En más de una ocasión aparecerán en el texto largos enunciados de imágenes, que actúan como un Aleph borgiano. Es este un recurso que puede hacerse repetitivo y que, en alguna ocasión, rompe el ritmo narrativo.

También aparecerá en el texto el término «cegador», como una forma de cerrar algunas escenas. Los personajes se han de enfrentar a una luz, a una realidad, o una verdad que resultan cegadoras y así se pone fin a la escena.

 

El ala izquierda tiene momentos muy destacados, como por ejemplo, cuando Mircea sufre una parálisis facial y tiene que ser ingresado en un hospital. La descripción de sus curas, los otros enfermos (la novela abunda en la descripción también de enfermedades humanas y malformaciones), las enfermeras… me ha parecido muy lograda.
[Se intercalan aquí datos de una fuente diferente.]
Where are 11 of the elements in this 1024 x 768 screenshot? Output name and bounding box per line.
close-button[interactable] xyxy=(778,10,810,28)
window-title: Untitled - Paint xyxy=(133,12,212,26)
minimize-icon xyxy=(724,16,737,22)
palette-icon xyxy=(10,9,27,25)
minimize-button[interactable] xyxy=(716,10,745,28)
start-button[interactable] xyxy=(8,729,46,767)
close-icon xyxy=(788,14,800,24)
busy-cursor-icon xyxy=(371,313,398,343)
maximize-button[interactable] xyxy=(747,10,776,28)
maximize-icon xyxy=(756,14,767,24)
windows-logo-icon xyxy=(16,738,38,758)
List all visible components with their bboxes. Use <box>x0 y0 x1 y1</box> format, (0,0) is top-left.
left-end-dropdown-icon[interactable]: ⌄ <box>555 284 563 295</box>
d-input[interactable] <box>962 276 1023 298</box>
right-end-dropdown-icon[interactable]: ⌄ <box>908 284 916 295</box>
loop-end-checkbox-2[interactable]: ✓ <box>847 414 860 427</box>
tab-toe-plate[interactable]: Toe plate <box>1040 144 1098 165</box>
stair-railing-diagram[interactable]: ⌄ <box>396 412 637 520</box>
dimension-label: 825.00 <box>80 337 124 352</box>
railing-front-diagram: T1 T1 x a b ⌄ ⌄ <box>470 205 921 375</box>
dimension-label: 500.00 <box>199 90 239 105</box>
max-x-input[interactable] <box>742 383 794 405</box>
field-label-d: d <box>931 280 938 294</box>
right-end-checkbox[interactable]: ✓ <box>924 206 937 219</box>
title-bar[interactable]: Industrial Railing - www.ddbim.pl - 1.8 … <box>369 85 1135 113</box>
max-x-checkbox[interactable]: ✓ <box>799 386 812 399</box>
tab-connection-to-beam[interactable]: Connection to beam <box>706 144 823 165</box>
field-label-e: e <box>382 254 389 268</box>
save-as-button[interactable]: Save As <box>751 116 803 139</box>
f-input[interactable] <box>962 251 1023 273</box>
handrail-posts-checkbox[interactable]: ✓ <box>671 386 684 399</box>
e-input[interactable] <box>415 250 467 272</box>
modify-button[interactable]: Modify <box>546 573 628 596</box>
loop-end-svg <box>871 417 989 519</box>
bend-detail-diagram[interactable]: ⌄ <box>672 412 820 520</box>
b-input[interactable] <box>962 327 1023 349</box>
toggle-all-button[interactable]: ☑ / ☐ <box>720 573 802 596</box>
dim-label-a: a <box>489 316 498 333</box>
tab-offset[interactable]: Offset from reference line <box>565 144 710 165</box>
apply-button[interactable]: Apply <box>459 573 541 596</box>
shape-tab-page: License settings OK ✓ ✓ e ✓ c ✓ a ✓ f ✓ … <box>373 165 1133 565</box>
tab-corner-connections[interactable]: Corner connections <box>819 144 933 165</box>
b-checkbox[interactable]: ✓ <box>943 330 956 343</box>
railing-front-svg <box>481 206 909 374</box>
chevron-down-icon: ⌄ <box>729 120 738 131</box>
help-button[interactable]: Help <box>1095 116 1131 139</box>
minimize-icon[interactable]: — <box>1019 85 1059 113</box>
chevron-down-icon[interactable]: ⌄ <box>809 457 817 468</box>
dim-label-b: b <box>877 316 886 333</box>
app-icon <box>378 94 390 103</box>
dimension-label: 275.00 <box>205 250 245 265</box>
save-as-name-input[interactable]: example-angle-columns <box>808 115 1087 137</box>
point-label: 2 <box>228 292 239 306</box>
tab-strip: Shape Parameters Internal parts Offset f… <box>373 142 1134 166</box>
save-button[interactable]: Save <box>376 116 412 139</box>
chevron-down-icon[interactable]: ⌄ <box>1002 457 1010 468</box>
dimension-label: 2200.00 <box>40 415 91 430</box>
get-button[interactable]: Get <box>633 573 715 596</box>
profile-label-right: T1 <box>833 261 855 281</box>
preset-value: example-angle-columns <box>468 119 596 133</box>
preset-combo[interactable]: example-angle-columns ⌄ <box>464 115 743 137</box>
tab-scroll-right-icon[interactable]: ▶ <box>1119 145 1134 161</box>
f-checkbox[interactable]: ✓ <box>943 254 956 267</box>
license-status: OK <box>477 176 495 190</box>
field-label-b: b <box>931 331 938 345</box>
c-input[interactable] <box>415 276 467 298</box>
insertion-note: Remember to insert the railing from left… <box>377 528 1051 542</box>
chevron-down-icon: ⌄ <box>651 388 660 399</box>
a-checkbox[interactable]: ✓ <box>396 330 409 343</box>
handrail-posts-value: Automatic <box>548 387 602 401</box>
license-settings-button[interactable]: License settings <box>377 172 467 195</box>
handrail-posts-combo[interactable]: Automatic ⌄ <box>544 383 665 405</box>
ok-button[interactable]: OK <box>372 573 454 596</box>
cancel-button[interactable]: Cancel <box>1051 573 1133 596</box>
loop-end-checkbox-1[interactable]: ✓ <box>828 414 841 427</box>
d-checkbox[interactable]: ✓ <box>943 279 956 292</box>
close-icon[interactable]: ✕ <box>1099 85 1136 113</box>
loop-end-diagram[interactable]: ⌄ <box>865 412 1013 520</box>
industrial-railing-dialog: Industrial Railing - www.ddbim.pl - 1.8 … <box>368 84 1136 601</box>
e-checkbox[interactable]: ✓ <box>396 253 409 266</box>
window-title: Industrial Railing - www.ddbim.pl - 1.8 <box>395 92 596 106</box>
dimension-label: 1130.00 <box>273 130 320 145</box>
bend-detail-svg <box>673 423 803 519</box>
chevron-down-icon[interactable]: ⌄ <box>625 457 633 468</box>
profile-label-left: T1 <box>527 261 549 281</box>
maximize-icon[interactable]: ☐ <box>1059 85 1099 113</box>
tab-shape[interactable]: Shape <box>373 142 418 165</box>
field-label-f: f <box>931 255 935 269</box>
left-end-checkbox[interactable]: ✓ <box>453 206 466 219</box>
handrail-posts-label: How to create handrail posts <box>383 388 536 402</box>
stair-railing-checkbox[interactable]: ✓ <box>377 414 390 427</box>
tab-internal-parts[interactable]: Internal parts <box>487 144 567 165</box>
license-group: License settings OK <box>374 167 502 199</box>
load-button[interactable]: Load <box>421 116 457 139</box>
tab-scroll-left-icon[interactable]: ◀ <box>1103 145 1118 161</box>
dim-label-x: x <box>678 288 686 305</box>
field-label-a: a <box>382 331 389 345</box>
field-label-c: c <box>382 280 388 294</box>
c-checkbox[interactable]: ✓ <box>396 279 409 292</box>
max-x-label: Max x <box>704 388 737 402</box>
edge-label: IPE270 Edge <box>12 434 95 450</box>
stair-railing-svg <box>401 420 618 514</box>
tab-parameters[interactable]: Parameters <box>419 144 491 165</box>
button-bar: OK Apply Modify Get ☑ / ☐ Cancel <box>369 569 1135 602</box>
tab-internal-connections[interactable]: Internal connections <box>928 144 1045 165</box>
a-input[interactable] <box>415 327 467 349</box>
En alguna ocasión, me ha hecho pensar, esta parte de la novela, en algunas páginas de Thomas Bernhard, en las de El aliento. En esta parte parece haber, además, un homenaje al Ernesto Sabato del Informe sobre ciegos. Pero otras páginas, en las que Mircea une su mente al cosmos y el tiempo, me han resultado excesivas. De hecho, como también hay páginas autorreferenciales, Cartarescu se refiere, más de una vez a su manuscrito, como «libro ilegible» y, en más de una ocasión, este término no es irónico.

Me gustaría destacar la ambición y la plena libertad creativa que despliega Cartarescu en este libro, que, en el caso de no ser un escritor reconocido al presentarle el manuscrito a su editor rumano, imagino que este no habría querido publicárselo tan y como ha llegado a nosotros, sino que le hubiera pedido que hiciera recortes. De hecho, creo que con recortes Cegador sería una obra más vendible, más comercial; aunque (y paradójicamente, pese al éxito real de Cartarescu) este no parece uno de los objetivos del autor.

Diría que toda esta mezcla de tonos y planos narrativos estaba llevada de un modo más armónico y controlado en Solenoide, que es una obra posterior. Ya estoy leyendo Cegador II, El cuerpo, y ya lo comentaré también.